Allez-vous essaimer ce type d’incubateur un peu partout dans le monde?
Non, mais nous avons 3 500 chercheurs, et en tant que leader mondial de la beauté, nous sommes très tournés vers l’innovation. C’est notre mission d’apporter la beauté pour tous, en alliant qualité, sécurité et un bon rapport qualité/prix. Pour nourrir ces innovations, nous avons ces laboratoires et des accords de partenariat avec des universités, des laboratoires de recherche, cette antenne dans la Silicon Valley, un laboratoire en France, qui fait de la recherche sur de la peau reconstituée, afin de s’assurer de l’innocuité de nos produits.
Passion, innovation, responsabilité et entreprenariat sont des valeurs-clés de L’Oréal. Comment y faire carrière?
Nous avons plus de 32 marques, concentrées uniquement sur le métier de la beauté, donc nous avons ce que l’on appelle, en termes d’organisation, une flottille de petits bateaux. Vous avez la possibilité, assez vite, de prendre des commandements. Par exemple, au Liban, vous avez une Division Cosmétique active, une Division Luxe, une Division Produits professionnels, etc, et chacune est pilotée comme des petits bateaux par des entrepreneurs. Comme nous sommes dans des structures de taille humaine, cela permet de donner assez vite des responsabilités à des jeunes. Au Liban, la moyenne d’âge est de 35 à 39 ans. On peut grimper les échelons rapidement. On peut faire des parcours croisés, multiplier les expériences dans les différentes divisions. Chaque année, il y a au moins deux Talent management meeting, des feedback d’entretiens avec nos employés, portant sur leurs performances mais aussi sur leurs attentes de développement de carrière, de son plan de formation.

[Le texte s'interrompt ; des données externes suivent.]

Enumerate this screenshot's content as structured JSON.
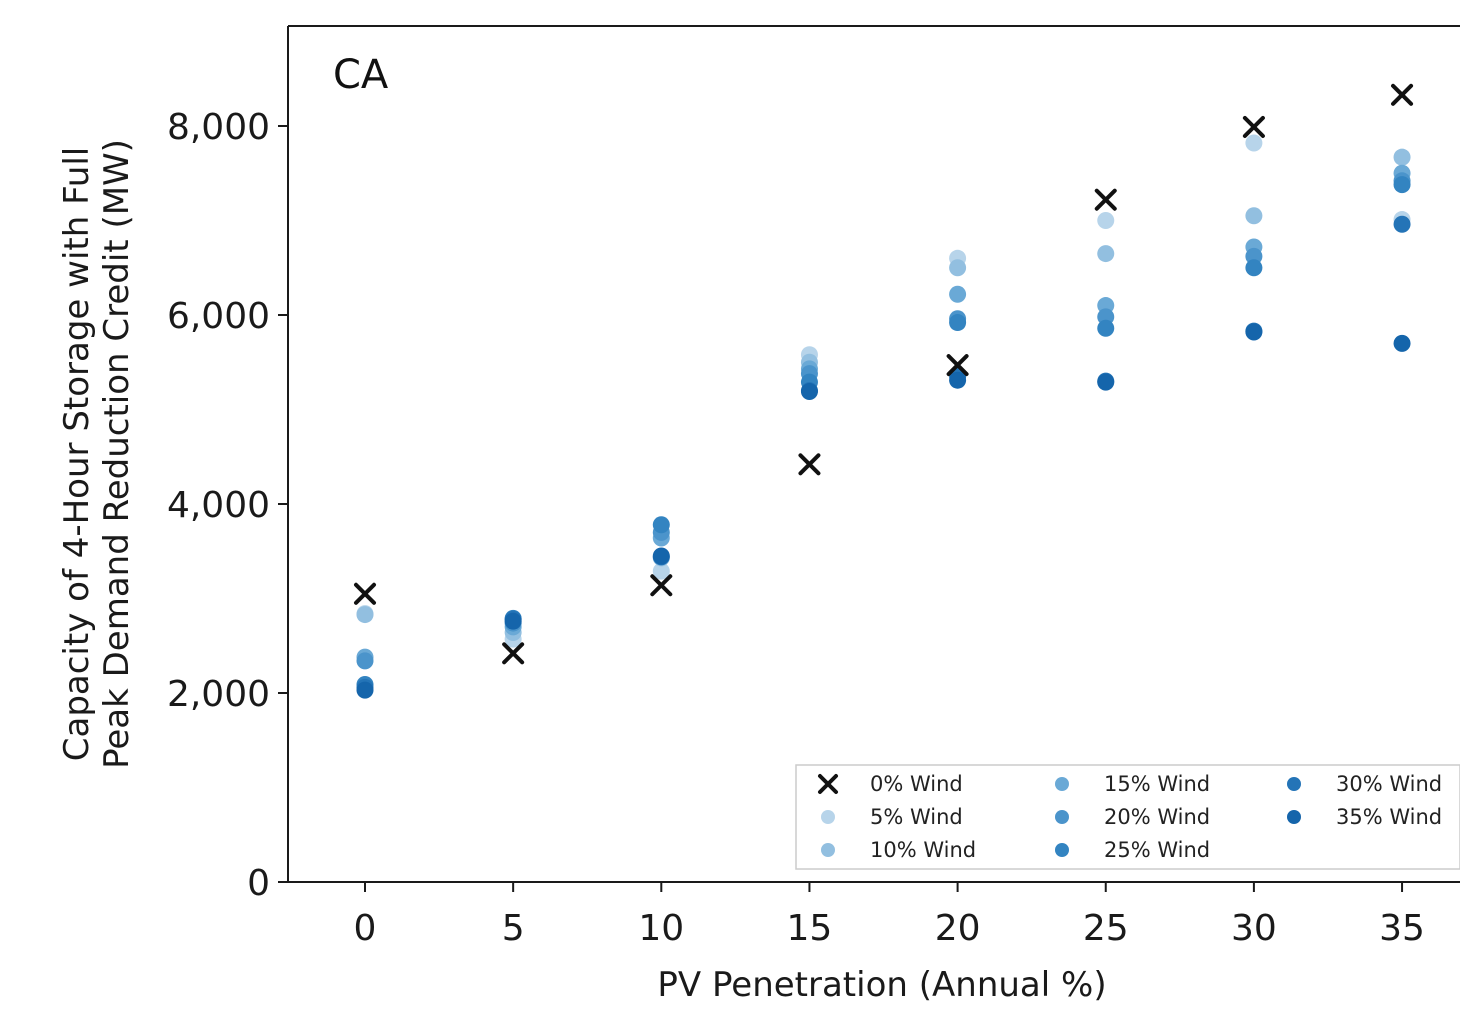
{
  "chart_data": {
    "type": "scatter",
    "panel_label": "CA",
    "xlabel": "PV Penetration (Annual %)",
    "ylabel_line1": "Capacity of 4-Hour Storage with Full",
    "ylabel_line2": "Peak Demand Reduction Credit (MW)",
    "xlim": [
      -5,
      37
    ],
    "ylim": [
      0,
      9000
    ],
    "xticks": [
      0,
      5,
      10,
      15,
      20,
      25,
      30,
      35
    ],
    "xtick_labels": [
      "0",
      "5",
      "10",
      "15",
      "20",
      "25",
      "30",
      "35"
    ],
    "yticks": [
      0,
      2000,
      4000,
      6000,
      8000
    ],
    "ytick_labels": [
      "0",
      "2,000",
      "4,000",
      "6,000",
      "8,000"
    ],
    "grid": false,
    "legend_position": "lower-right",
    "x": [
      0,
      5,
      10,
      15,
      20,
      25,
      30,
      35
    ],
    "series": [
      {
        "name": "0% Wind",
        "marker": "x",
        "color": "#111111",
        "values": [
          3050,
          2420,
          3140,
          4420,
          5470,
          7220,
          7990,
          8330
        ]
      },
      {
        "name": "5% Wind",
        "marker": "o",
        "color": "#b7d4ea",
        "values": [
          2840,
          2570,
          3290,
          5580,
          6600,
          7000,
          7820,
          7010
        ]
      },
      {
        "name": "10% Wind",
        "marker": "o",
        "color": "#92bfe0",
        "values": [
          2830,
          2640,
          3430,
          5500,
          6500,
          6650,
          7050,
          7670
        ]
      },
      {
        "name": "15% Wind",
        "marker": "o",
        "color": "#6aa9d6",
        "values": [
          2380,
          2700,
          3640,
          5430,
          6220,
          6100,
          6720,
          7500
        ]
      },
      {
        "name": "20% Wind",
        "marker": "o",
        "color": "#4b94cb",
        "values": [
          2340,
          2740,
          3700,
          5380,
          5960,
          5980,
          6620,
          7420
        ]
      },
      {
        "name": "25% Wind",
        "marker": "o",
        "color": "#3384c1",
        "values": [
          2090,
          2790,
          3780,
          5290,
          5920,
          5860,
          6500,
          7380
        ]
      },
      {
        "name": "30% Wind",
        "marker": "o",
        "color": "#2474b7",
        "values": [
          2060,
          2780,
          3440,
          5200,
          5350,
          5300,
          5830,
          6960
        ]
      },
      {
        "name": "35% Wind",
        "marker": "o",
        "color": "#1565ab",
        "values": [
          2030,
          2760,
          3450,
          5190,
          5310,
          5290,
          5820,
          5700
        ]
      }
    ]
  }
}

La mobilité est-elle une qualité exigée?
Cela dépend. Quelqu’un qui est au Liban peut y rester, tout en changeant de division, de fonction, nous sommes très ouverts aux personnes qui passent du marketing à la communication, au commercial, pour compléter leur expérience. Si l’on veut exercer des responsabilités importantes, une expérience internationale est une bonne chose. Nous avons aujourd’hui 1 000 expatriés, dont 47% de femmes et 53% d’hommes, c’est très équilibré. Au sein du comité de L’Oréal Levant, il y a aussi 66% de femmes et 33% d’hommes. C’est une volonté du groupe L’Oréal. De même, au sein du Comité exécutif, nous avons un tiers de femmes.
Cette dimension de responsabilité sociale est-elle incontournable aujourd’hui?

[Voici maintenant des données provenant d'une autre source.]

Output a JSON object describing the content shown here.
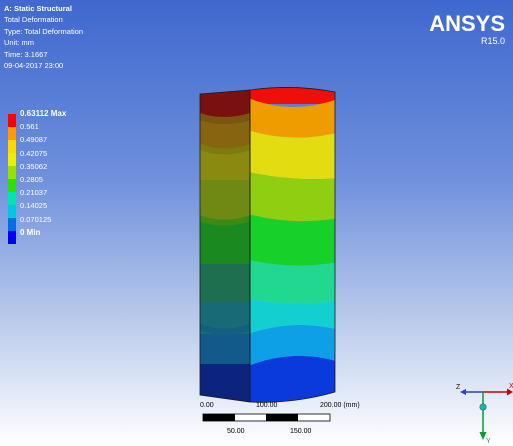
{
  "analysis": {
    "title": "A: Static Structural",
    "result": "Total Deformation",
    "type": "Type: Total Deformation",
    "unit": "Unit: mm",
    "time": "Time: 3.1667",
    "date": "09-04-2017 23:00"
  },
  "brand": {
    "name": "ANSYS",
    "version": "R15.0"
  },
  "legend": {
    "labels": [
      "0.63112 Max",
      "0.561",
      "0.49087",
      "0.42075",
      "0.35062",
      "0.2805",
      "0.21037",
      "0.14025",
      "0.070125",
      "0 Min"
    ],
    "colors": [
      "#ff0000",
      "#ff9a00",
      "#ffd800",
      "#e8f000",
      "#99e000",
      "#2ce000",
      "#00e6b0",
      "#00c8e0",
      "#006fe6",
      "#0000ff"
    ]
  },
  "scale_bar": {
    "top_labels": [
      "0.00",
      "100.00",
      "200.00 (mm)"
    ],
    "bottom_labels": [
      "50.00",
      "150.00"
    ]
  },
  "triad": {
    "axes": [
      "X",
      "Y",
      "Z"
    ]
  }
}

Oui, nous sommes très attachés à la diversité en général, car c’est une source de richesse. Cela génère de la performance économique, ce n’est pas uniquement pour être exemplaire vis-à-vis des stakeholders, c’est aussi parce qu’on pense que cette diversité participe à la bonne performance de l’entreprise.

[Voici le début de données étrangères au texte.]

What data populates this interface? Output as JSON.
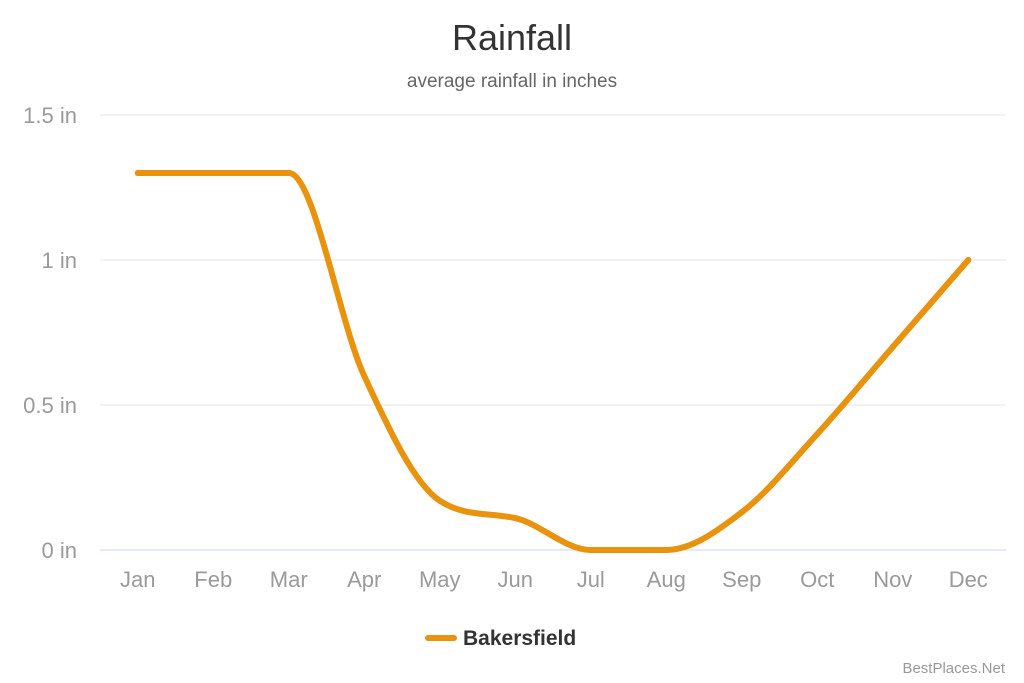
{
  "chart_data": {
    "type": "line",
    "title": "Rainfall",
    "subtitle": "average rainfall in inches",
    "categories": [
      "Jan",
      "Feb",
      "Mar",
      "Apr",
      "May",
      "Jun",
      "Jul",
      "Aug",
      "Sep",
      "Oct",
      "Nov",
      "Dec"
    ],
    "series": [
      {
        "name": "Bakersfield",
        "values": [
          1.3,
          1.3,
          1.3,
          0.6,
          0.17,
          0.11,
          0.0,
          0.0,
          0.13,
          0.4,
          0.7,
          1.0
        ]
      }
    ],
    "y_ticks": [
      "0 in",
      "0.5 in",
      "1 in",
      "1.5 in"
    ],
    "y_tick_values": [
      0,
      0.5,
      1,
      1.5
    ],
    "ylim": [
      0,
      1.5
    ],
    "grid": true,
    "legend_position": "bottom-center",
    "series_color": "#E8920E"
  },
  "credit": "BestPlaces.Net"
}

Il s’agit aussi de séduire les Millenials?
Oui, car toute cette jeune génération a des idéaux, des aspirations. Si vous voulez les attirer et les retenir, il faut leur donner de l’exposition, qu’ils puissent contribuer, ils ont besoin de s’investir. Aujourd’hui, ils sont surinformés, très curieux, assez indépendants, plus directs, avec ce besoin de participer à la construction du monde qui les entoure. D’ailleurs, au Liban, j’ai organisé des tables rondes avec des jeunes, passé du temps avec chaque collaborateur. Nous sommes fondamentalement tournés vers l’humain. Cette tradition de mettre l’homme au centre de l’entreprise remonte à l’esprit de notre fondateur, il y a 110 ans. Chaque année, je prends mon bâton de pèlerin, je fais une douzaine de pays avec pas loin d’un millier d’entretiens individuels.